The study was done in collaboration with multiple clinicians, hospitals and institutions across Australia and New Zealand, including the Menzies Institute for Medical Research and Flinders University.

Associate Professor MacGregor said a person’s risk of developing glaucoma – which damages the optic nerve and leads to a gradual loss of the peripheral vision – increased with age.

He said the high eye pressure commonly associated with glaucoma could be treated with drugs, and even surgery.

The Director of the Flinders Centre for Opthalmology, Eye and Vision Research, Professor Jamie Craig, said the findings dramatically increased the current understanding of which genes caused glaucoma and high eye pressure.

“We expect far-reaching consequences in terms of predicting who will develop glaucoma in the population, and exciting possibilities to develop better ways to treat this disease, which is a leading cause of blindness worldwide,” he said.

“We have used DNA from thousands of patients with glaucoma to understand how these new genetic discoveries about eye pressure influence the risk of an individual developing severe vision loss from glaucoma.

“We are getting much better at predicting these outcomes in patients and this will help us find people at risk and get them on sight-saving treatment early in the course of the disease.”
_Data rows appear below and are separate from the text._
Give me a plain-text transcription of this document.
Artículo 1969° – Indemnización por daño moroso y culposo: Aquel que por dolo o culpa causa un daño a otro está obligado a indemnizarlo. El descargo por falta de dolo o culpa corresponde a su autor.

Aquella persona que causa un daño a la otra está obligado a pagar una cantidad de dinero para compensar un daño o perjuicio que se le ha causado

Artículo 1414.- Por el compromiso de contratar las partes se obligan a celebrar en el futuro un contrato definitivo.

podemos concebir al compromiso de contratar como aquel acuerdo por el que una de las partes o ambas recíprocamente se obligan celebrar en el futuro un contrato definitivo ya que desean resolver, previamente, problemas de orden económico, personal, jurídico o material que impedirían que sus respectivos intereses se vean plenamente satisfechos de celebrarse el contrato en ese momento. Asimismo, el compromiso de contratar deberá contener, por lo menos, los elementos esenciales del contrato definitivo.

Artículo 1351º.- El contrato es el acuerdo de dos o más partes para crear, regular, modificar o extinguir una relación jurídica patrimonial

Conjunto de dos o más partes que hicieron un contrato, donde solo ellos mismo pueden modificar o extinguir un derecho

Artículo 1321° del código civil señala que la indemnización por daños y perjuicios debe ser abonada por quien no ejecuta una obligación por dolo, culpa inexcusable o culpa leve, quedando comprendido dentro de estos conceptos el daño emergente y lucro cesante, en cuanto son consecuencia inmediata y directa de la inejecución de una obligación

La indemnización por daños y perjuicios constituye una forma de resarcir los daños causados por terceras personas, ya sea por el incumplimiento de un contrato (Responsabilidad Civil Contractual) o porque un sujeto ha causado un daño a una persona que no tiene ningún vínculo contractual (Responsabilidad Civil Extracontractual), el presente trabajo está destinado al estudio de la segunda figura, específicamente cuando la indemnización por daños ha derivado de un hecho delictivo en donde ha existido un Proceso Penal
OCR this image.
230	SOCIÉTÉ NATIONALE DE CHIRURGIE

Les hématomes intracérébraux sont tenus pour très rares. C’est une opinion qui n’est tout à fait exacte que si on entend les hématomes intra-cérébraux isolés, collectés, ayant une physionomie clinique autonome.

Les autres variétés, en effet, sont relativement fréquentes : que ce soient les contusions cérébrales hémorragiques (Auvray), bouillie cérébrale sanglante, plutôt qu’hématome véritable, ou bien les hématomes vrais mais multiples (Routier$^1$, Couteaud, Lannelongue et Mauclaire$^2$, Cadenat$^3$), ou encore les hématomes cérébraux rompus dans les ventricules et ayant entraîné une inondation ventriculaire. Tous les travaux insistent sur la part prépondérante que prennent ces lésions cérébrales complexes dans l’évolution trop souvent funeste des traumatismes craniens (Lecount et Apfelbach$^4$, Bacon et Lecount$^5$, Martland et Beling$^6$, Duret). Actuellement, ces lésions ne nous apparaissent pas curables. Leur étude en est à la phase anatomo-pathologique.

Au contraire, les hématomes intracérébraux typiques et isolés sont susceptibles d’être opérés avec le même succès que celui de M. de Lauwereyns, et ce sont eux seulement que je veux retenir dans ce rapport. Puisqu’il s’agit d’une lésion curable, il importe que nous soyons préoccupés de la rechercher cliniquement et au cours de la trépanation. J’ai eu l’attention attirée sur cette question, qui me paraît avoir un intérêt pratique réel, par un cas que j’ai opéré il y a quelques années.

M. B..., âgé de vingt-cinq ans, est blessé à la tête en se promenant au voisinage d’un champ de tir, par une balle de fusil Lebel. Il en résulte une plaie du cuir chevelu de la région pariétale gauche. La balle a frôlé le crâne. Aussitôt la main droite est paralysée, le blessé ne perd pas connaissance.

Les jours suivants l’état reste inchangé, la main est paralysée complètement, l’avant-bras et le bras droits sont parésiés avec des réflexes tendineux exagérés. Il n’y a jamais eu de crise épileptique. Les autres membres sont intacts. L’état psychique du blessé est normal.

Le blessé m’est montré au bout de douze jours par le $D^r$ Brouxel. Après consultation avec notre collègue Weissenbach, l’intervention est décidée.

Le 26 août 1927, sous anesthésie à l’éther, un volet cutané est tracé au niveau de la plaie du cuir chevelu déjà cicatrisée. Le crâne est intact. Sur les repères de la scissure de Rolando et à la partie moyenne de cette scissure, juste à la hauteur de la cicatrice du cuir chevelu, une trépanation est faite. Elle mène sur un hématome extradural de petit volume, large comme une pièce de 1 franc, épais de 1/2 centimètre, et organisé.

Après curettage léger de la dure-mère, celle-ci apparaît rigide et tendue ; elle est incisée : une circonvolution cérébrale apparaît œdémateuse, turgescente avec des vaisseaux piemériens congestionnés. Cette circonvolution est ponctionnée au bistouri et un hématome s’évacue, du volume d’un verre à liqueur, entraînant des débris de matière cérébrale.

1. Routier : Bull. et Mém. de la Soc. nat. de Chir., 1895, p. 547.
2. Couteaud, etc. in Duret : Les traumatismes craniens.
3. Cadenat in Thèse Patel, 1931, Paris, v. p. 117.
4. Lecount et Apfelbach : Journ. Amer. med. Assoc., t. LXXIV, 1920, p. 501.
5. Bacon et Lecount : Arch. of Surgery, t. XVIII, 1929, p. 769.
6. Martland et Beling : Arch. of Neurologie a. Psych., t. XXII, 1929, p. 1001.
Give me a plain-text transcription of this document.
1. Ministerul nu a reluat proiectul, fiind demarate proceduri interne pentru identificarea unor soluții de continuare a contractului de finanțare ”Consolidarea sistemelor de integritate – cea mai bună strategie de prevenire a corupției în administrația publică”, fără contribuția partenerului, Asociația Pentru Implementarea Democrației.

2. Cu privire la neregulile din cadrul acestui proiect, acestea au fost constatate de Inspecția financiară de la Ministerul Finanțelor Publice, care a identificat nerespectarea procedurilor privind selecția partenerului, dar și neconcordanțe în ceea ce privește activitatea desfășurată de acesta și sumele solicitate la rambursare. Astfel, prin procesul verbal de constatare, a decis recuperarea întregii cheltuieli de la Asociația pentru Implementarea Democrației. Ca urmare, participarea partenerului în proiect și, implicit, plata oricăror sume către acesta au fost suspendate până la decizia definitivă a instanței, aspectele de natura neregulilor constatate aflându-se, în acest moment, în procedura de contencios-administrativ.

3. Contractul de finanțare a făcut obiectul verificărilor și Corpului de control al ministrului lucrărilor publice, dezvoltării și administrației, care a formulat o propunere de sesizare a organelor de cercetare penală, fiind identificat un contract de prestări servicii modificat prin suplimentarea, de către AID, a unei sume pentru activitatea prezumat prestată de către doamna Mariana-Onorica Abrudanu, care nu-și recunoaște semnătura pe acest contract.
Associate Professor MacGregor said while the findings increased the number of known genetic markers underpinning intraocular pressure by more than 90, the most surprising finding was the sheer number of those variants that were associated with developing glaucoma.

“There is natural variation in eye pressure from person to person, and having high eye pressure doesn’t necessarily damage your vision,” he said.

“So for the 101 genetic markers we identified, although they are a risk factor, their presence in your genetic coding doesn’t necessarily mean you will develop glaucoma.

“However, we were able to show 53 of the genetic markers do directly increase your risk of developing glaucoma and particularly increase the risk of developing advanced glaucoma, the type that tends to cause blindness.”

Associate Professor MacGregor said the study, which has been published in Nature Genetics, used the genetic information of participants from the UK Biobank and the International Glaucoma Genetic Consortium.

Glaucoma affects approximately 300,000 Australians and is the leading cause of irreversible blindness worldwide. Although there is currently no cure, early detection through screening can halt or significantly slow the disease’s progression.

Associate Professor MacGregor’s research was supported by grants from the National Health and Medical Research Council and the Ophthalmic Research Institute of Australia, the BrightFocus Foundation.